His business plan assumed that he’d receive some £35k in VAT refunds for the start-up costs of the business in month four of trading; because, of course, you submit a quarterly return at the end of three months and receive the refund next month, don’t you?

Actually no. Even in better times, submitting a VAT return with a large refund due to your business meant there was a good chance of the repayment being delayed for a few weeks, while HMRC determined how you’d arrived at the idea that they owed you money.

More recent experience with all sorts of retail and franchise businesses suggests that almost any VAT return involving a refund but particularly with new start-ups can now result in protracted and detailed enquiries from HMRC before the repayment is approved. They may want to visit your business premises just to confirm that you are a real business; they’ll ask to see your calculations, and request copies of a wide selection of your suppliers’ invoices. Even if everything is okay, the process can take weeks; realistically you could be looking at two months. So if you expect a sizeable VAT refund for any reason, it’s not going to hit your bank account a month after the quarter end, regardless of how early you get that return in.

The point of this story is that in any business, while sales are obviously essential, cash flow is critical. When it comes to forecourt retailers most transactions aren’t ’cash’ sales in the sense of notes and coins: more likely they’ll be either a retail card (debit/credit) or a fleet card. In these days when so many of us do personal banking online and can arrange ’same-day’ transfers of funds from one account to another, it comes as a shock to some new operators that it still takes at least a couple of working days for a debit card transaction to appear in their bank account: "That’s so 20th century," as one young petrol retailer put it recently. And that was before we started talking about his fleet card sales. Yes, you’ll be waiting for around three weeks to get those paid, which is barely quicker than in the pre-EFT days of manual paper vouchers in the 1980s.

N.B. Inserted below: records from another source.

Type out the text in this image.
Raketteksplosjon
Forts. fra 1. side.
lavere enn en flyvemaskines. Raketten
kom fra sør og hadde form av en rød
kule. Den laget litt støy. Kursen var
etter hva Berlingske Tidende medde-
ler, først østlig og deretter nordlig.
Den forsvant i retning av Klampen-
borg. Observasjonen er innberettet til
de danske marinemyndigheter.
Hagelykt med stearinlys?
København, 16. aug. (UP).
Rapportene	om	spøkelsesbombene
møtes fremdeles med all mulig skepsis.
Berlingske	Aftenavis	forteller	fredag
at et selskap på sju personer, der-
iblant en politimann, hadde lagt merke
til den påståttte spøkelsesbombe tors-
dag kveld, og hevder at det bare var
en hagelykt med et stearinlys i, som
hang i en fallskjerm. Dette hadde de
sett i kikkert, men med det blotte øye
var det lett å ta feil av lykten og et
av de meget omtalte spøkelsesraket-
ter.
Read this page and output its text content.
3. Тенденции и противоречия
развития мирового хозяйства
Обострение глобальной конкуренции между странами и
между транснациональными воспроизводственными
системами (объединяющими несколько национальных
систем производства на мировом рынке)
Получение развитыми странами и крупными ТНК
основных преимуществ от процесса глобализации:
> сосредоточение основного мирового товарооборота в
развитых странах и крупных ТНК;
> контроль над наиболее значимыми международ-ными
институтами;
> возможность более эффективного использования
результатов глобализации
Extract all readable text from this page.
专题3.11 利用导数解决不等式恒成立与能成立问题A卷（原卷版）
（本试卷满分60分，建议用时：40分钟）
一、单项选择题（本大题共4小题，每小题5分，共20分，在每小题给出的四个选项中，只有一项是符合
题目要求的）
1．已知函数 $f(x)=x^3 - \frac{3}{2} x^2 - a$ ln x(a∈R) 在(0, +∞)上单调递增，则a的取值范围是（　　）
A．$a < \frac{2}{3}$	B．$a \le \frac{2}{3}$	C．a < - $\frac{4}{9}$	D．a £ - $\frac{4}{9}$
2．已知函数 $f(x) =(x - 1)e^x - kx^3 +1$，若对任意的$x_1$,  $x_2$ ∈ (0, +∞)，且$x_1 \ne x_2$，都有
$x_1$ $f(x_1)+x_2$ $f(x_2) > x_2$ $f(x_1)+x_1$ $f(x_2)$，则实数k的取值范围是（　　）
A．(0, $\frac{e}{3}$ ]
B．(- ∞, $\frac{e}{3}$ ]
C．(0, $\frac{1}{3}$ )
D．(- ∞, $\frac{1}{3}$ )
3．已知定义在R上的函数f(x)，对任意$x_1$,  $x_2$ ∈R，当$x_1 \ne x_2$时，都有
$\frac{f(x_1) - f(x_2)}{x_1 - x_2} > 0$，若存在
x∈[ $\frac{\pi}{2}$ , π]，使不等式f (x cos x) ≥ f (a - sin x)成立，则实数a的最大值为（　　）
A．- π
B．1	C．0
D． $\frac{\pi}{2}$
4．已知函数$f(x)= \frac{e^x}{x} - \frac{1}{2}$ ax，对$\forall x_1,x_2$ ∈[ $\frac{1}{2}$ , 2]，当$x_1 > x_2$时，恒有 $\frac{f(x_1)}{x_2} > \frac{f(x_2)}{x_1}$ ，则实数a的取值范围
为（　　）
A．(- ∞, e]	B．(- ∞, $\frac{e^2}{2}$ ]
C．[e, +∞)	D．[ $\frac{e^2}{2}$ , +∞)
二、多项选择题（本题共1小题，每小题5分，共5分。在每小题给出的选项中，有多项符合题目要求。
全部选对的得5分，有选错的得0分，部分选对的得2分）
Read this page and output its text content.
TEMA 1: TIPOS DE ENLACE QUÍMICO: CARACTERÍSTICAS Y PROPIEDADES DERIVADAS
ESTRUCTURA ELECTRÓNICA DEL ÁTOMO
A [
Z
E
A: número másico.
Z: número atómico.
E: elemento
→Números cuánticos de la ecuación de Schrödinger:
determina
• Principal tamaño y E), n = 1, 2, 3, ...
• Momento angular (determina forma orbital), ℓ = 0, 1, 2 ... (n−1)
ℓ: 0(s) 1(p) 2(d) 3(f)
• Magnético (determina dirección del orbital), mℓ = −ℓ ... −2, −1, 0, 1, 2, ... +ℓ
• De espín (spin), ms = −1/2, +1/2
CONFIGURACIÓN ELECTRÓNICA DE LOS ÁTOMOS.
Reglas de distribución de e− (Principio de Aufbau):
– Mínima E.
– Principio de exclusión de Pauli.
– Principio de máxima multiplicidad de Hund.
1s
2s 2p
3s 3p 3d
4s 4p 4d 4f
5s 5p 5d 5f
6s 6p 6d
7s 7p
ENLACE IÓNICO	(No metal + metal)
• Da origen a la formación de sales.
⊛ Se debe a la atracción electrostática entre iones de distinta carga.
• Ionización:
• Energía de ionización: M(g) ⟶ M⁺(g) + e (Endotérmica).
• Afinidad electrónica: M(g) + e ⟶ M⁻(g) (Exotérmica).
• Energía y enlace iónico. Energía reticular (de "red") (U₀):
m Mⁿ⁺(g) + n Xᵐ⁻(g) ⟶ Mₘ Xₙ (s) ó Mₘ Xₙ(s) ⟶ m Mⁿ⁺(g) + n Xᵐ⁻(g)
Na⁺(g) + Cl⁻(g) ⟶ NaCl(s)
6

Payment technology has progressed since then, but it’s not always the retailer who’s seeingthe benefit.

Pro-forma invoices

Meanwhile, at the other end of the cash equation, suppliers don’t hang around waiting for you to pay them. Start a new business and many suppliers will insist on ’pro-forma invoices’ ie a cheque with your order before they agree to send you anything. In itself this can cause some problems with VAT refunds, but just as importantly many business plans tend to ignore the problem and assume that all purchases will still be on ’credit’ usually 30 days.

Unfortunately there are now few shop suppliers in any line of business who offer traditional ’monthly’ terms. Weekly direct debit is much more likely, although if you’re very lucky and have a good previous trading history with a particular supplier, they might just extend that to two-weekly payments.

If you’re a dealer looking at fuel supply terms, the norm is DD three working days after delivery; a handful of suppliers may offer something better but it’ll take a lot of hard bargaining and almost certainly the need to offer them some form of security before they agree. The argument has always been that fuel turns over rapidly: a dealer only needs to keep three to four days’ supply underground at any time, and should have sold out each tanker before the DD is taken from their bank account.

This sounds reasonable, although the vagaries of individual sites’ tank and pump installations often necessitate far from optimal stockholding levels, and that’s before any issues arising from particular ordering or delivery arrangements. And, of course, without accounting for the two or three weeks ’credit’ that the dealer effectively gives to fleet card customers with or without the full retail margin on each litre sold!

Balancing cash flow can be difficult, but it’s absolutely vital for the health of any business.

You can’t do it properly without information, so get professional help and advice as soon as you need it don’t wait until your cash disappears.